I am powerless against it. Weak-willed. A veritable ninny.

You see, it is at this time of year I am compelled by forces of nature and heritage against which I cannot fight. I must, at any cost and as soon as everly I can, point my car south and drive until I run out of road and straight into the Gulf of Mexico.

And it’s not that I am just in need of a vacation.

To be fair, Husband and I just spent the loveliest of lovely weekends relaxing in a mountain cabin at DeSoto State Park. We exclaimed over the scenic vistas along Little River Canyon, toured historic Mentone, and shopped Collinsville’s Trade Days. We rested, relaxed, and returned to Birmingham refreshed.

But you see, Husband and I are fundamentally different in this one respect – he is from the mountains, North Georgia to be exact. His people clung to the craggy side of Sand Mountain and made their lives from the rock and hardwood tree.

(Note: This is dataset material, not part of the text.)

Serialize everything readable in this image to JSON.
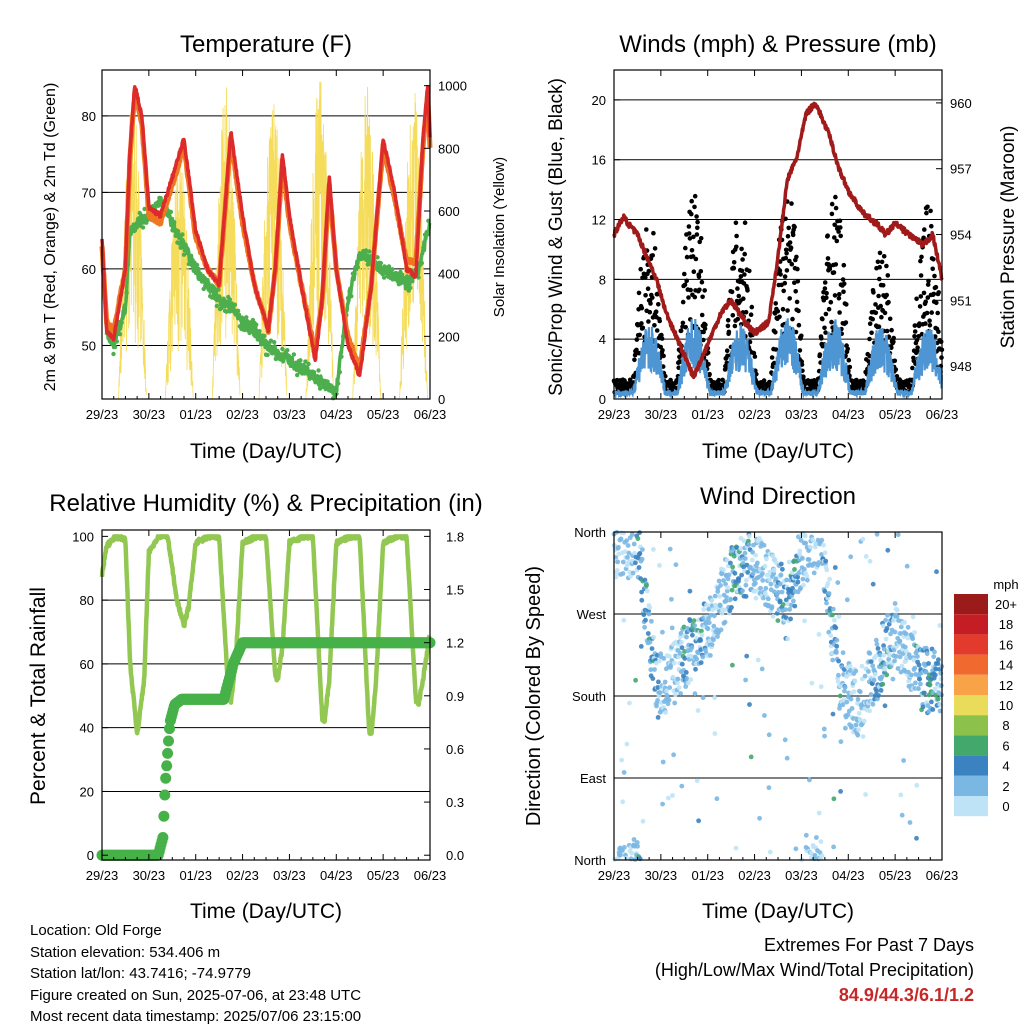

While I think the mountains are perfectly nice and all that, I am not of the mountains. I am of the coast, a child of salt air, flat land, and piney woods. And no matter how long I have lived away from it, South Alabama is in my blood. It is who I am.

Even despite the high-rise condos and McMansions, hours long dinner waits, and every LSU fan in Christendom who feels compelled to put up a party tent in front of my puny umbrella, I still go back. There are still a few unmolested stretches of white sand beach to enjoy. Without waiting for two hours you can still find fried delicacies served in baskets along side of a beer that is colder than a mother-in-law’s love. And you can still watch the sun sink down past the edge of the earth, its sting still hot on your skin.

Yes, yes. The old clock is ticking. The time has come to head south.